Enterprises have traditionally maintained separate networks for their voice and data traffic. Their circuit-switched voice networks provide the controlled environment needed for high-quality voice conversations while packet-switched IP networks deliver the flexibility and low-cost bandwidth needed to support ever-changing data requirements.
But the days of separate voice and data networks are numbered. Driven by new voice over IP (VoIP) technologies and the need to reduce network costs, many enterprises are designing new converged networks capable of handling both voice and data. The key challenge is to reconcile the performance requirements of voice with the unpredictable nature of data on a single network.
This white paper analyzes VoIP performance and bandwidth requirements and shows how Expand Networks ACCELERATORs help to deliver the required performance while reducing WAN costs in converged networks.
The VoIP Performance Challenge
The motivation for running voice over IP networks is to eliminate the expense of maintaining separate voice and data networks. It sounds easy enough to run voice over IP network – just encapsulate digitized voice in IP packets and go. Digitizing and packetizing voice is fairly straightforward, but there’s one other key issue that is much tougher to deal with.
The key challenge in building converged networks is performance. Voice communications has much more stringent performance requirements than data communications. The best way to understand voice performance requirements is to analyze the traditional voice communications network – the public switched telephone network (PSTN).

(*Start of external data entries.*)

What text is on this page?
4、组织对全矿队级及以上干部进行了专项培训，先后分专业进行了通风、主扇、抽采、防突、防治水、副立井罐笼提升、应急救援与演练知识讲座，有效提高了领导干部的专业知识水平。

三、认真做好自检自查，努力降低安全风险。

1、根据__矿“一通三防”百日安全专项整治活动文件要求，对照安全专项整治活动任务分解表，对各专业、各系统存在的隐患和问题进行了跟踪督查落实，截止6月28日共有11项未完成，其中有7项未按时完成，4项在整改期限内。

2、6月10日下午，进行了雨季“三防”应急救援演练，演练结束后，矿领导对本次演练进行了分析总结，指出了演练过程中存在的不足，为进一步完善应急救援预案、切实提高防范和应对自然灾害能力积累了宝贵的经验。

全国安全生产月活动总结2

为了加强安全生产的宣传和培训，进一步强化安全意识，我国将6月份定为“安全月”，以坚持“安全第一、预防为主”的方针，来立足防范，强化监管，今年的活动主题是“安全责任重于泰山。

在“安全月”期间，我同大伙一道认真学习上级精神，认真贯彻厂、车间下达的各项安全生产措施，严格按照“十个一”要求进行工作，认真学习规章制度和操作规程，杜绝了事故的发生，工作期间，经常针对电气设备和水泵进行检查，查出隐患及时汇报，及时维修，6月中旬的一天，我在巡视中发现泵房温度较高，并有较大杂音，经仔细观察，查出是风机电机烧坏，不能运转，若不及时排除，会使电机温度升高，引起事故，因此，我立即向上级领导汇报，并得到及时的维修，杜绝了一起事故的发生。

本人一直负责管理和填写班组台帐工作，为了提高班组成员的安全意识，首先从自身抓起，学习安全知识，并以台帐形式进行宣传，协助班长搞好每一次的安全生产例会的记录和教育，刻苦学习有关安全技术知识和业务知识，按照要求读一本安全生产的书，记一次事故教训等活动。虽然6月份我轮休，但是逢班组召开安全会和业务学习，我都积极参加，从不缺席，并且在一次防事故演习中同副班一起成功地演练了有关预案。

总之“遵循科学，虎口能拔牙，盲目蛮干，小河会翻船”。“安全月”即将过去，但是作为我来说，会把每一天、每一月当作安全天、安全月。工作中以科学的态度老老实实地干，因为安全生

First, with the exception of most “last mile” copper loops, the PSTN is a digital network. Since human voice is analog, voice traffic must be digitized before it enters the network and then converted back to analog on the receiving end. Pairs of codecs (coder/decoders) at the endpoints perform the conversions between analog and digital signals.
To provide high quality voice the codecs use a technique called Pulse Code Modulation (PCM) that samples analog voice every 125 microseconds (1/8,000 of a second) and digitally encodes each sample as an 8-bit code. Since 8,000 of these 8-bit samples must be transmitted every second, PCM requires 64 kbps of bandwidth for each call.
To ensure the quality of each call, the PSTN uses multiplexing and circuit-switching technology to allocate a fixed 64 kbps channel for the duration of each call. Since the required bandwidth is always available, there is very little end-to-end latency, no jitter (variation in latency), and virtually no data loss. The net result is a consistently high level of voice quality, called toll quality.